Vladimir Naumovich Vapnik is a statistician and computer scientist whose work provided much of the mathematical foundation of modern machine learning. His scholarly profile lists him as a professor at Columbia University and a Fellow of NEC Labs America, with research spanning machine learning, statistics, and computer science.
Working in the Soviet Union with Alexey Chervonenkis from the 1960s onward, Vapnik helped develop statistical learning theory and the concept now known as the VC (Vapnik-Chervonenkis) dimension, a way to measure the capacity of a learning model, which underpins formal guarantees about when a model trained on data will generalize to new examples. This theory addressed a deep question: why does fitting past data ever help predict the future, and how much data do you need.

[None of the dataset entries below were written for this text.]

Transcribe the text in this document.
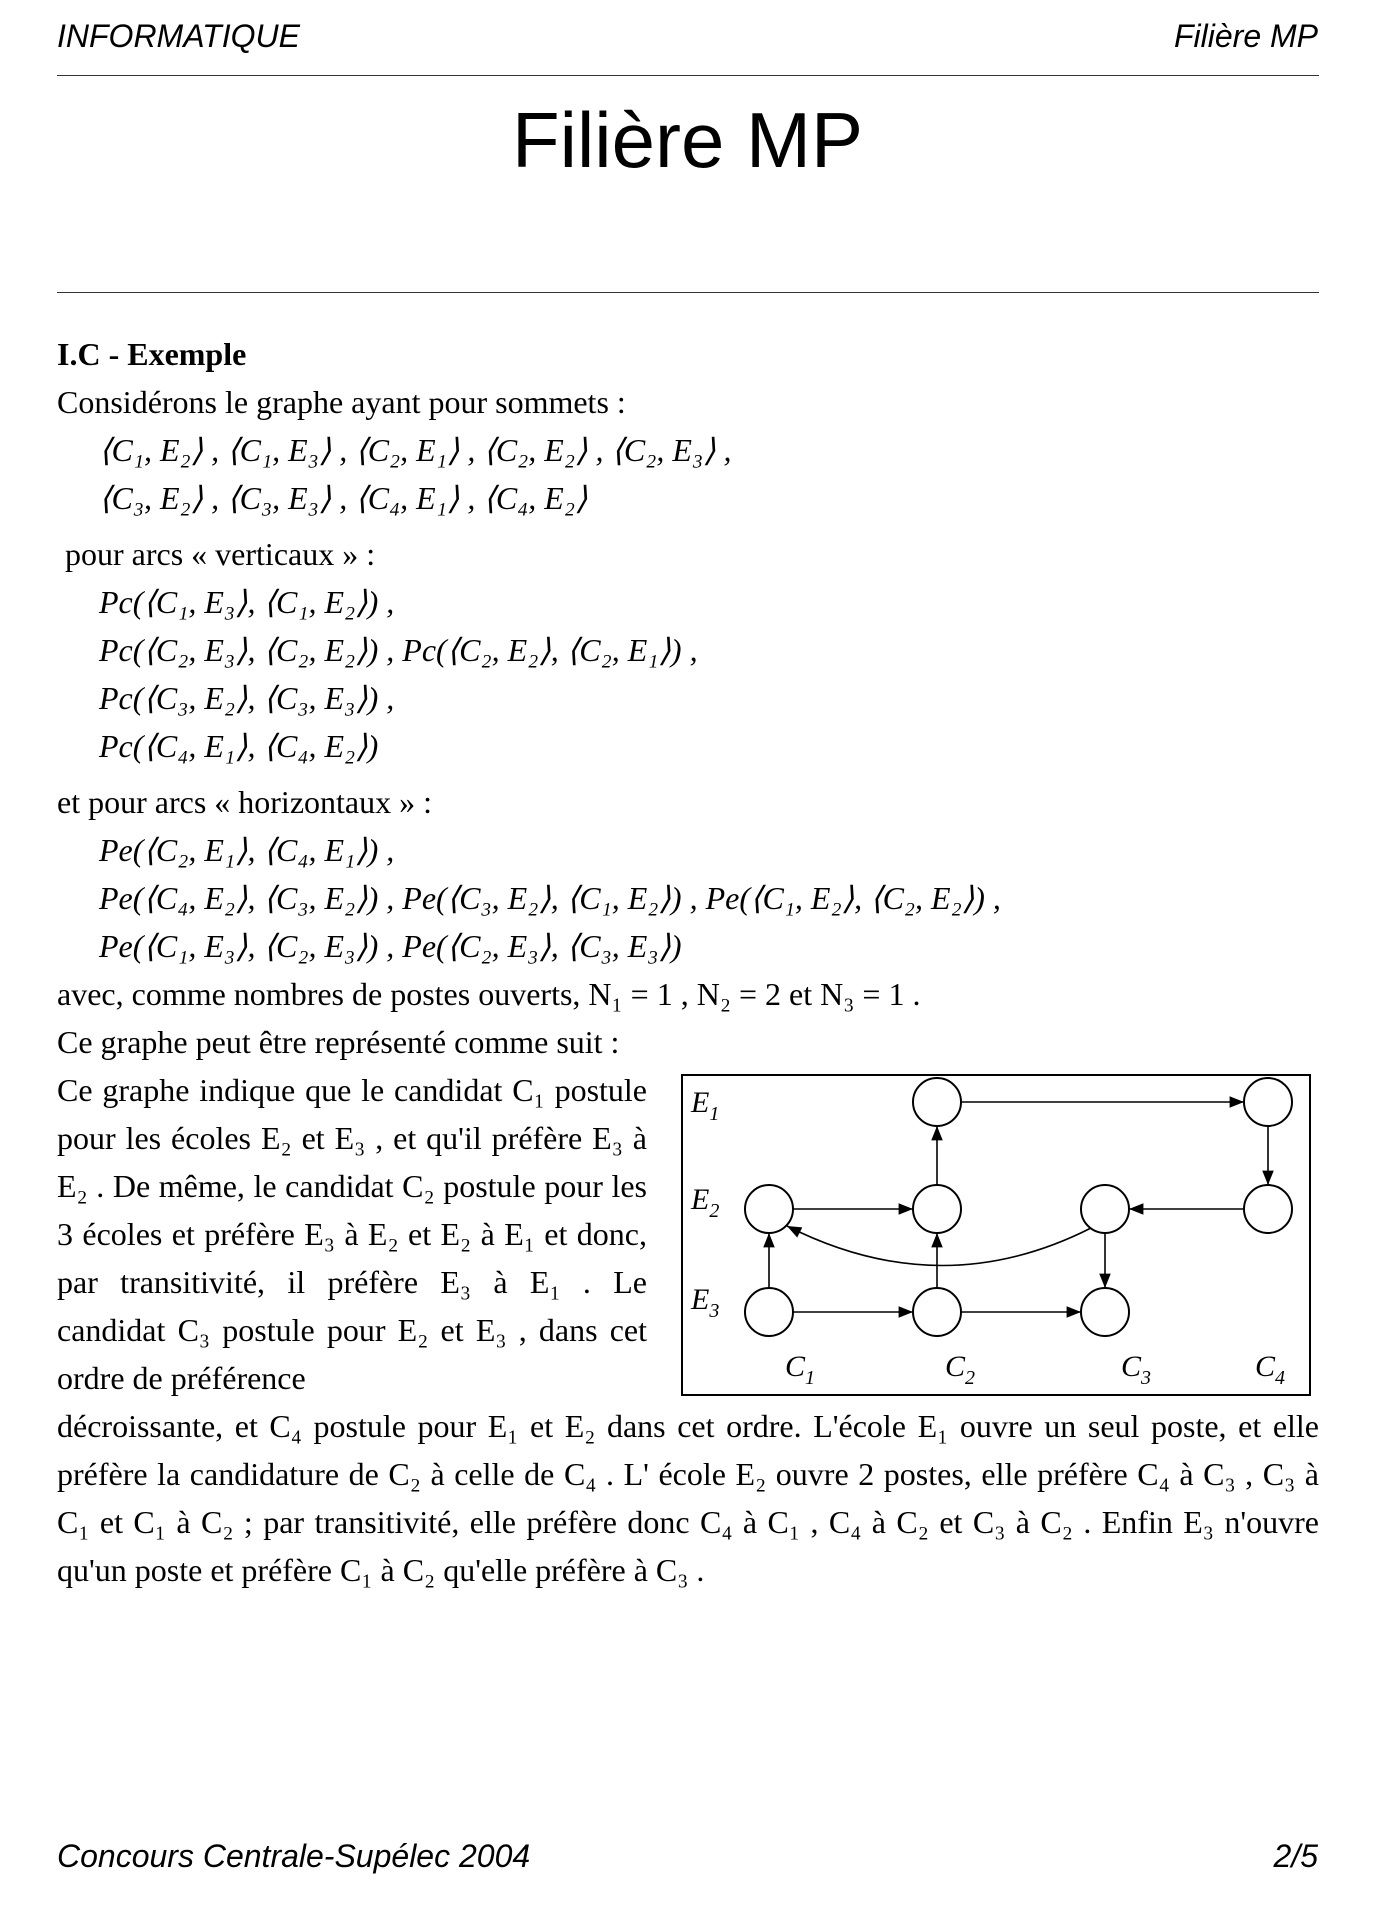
INFORMATIQUE	Filière MP
Filière MP
I.C - Exemple
Considérons le graphe ayant pour sommets :
⟨C₁, E₂⟩ , ⟨C₁, E₃⟩ , ⟨C₂, E₁⟩ , ⟨C₂, E₂⟩ , ⟨C₂, E₃⟩ ,
⟨C₃, E₂⟩ , ⟨C₃, E₃⟩ , ⟨C₄, E₁⟩ , ⟨C₄, E₂⟩
pour arcs « verticaux » :
Pc(⟨C₁, E₃⟩, ⟨C₁, E₂⟩) ,
Pc(⟨C₂, E₃⟩, ⟨C₂, E₂⟩) , Pc(⟨C₂, E₂⟩, ⟨C₂, E₁⟩) ,
Pc(⟨C₃, E₂⟩, ⟨C₃, E₃⟩) ,
Pc(⟨C₄, E₁⟩, ⟨C₄, E₂⟩)
et pour arcs « horizontaux » :
Pe(⟨C₂, E₁⟩, ⟨C₄, E₁⟩) ,
Pe(⟨C₄, E₂⟩, ⟨C₃, E₂⟩) , Pe(⟨C₃, E₂⟩, ⟨C₁, E₂⟩) , Pe(⟨C₁, E₂⟩, ⟨C₂, E₂⟩) ,
Pe(⟨C₁, E₃⟩, ⟨C₂, E₃⟩) , Pe(⟨C₂, E₃⟩, ⟨C₃, E₃⟩)
avec, comme nombres de postes ouverts, N₁ = 1 , N₂ = 2 et N₃ = 1 .
Ce graphe peut être représenté comme suit :
Ce graphe indique que le candidat C₁ postule pour les écoles E₂ et E₃ , et qu'il préfère E₃ à E₂ . De même, le candidat C₂ postule pour les 3 écoles et préfère E₃ à E₂ et E₂ à E₁ et donc, par transitivité, il préfère E₃ à E₁ . Le candidat C₃ postule pour E₂ et E₃ , dans cet ordre de préférence
$E_1$
$E_2$
$E_3$
$C_1$	$C_2$	$C_3$	$C_4$
décroissante, et C₄ postule pour E₁ et E₂ dans cet ordre. L'école E₁ ouvre un seul poste, et elle préfère la candidature de C₂ à celle de C₄ . L' école E₂ ouvre 2 postes, elle préfère C₄ à C₃ , C₃ à C₁ et C₁ à C₂ ; par transitivité, elle préfère donc C₄ à C₁ , C₄ à C₂ et C₃ à C₂ . Enfin E₃ n'ouvre qu'un poste et préfère C₁ à C₂ qu'elle préfère à C₃ .
Concours Centrale-Supélec 2004	2/5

After moving to the United States and joining AT&T Bell Labs, Vapnik co-authored, with Corinna Cortes, the 1995 paper “Support-Vector Networks,” which introduced the support vector machine in its modern non-separable form. His 1995 book, “The Nature of Statistical Learning Theory,” became a standard reference. Together these works made kernel methods and SVMs the leading approach to classification through the late 1990s and 2000s.
For business readers, Vapnik represents the rigorous, theory-first tradition in machine learning. His methods were the serious competition that kept neural networks in the wilderness for years, and his insistence on understanding why learning works remains a useful counterweight to purely empirical, scale-driven approaches.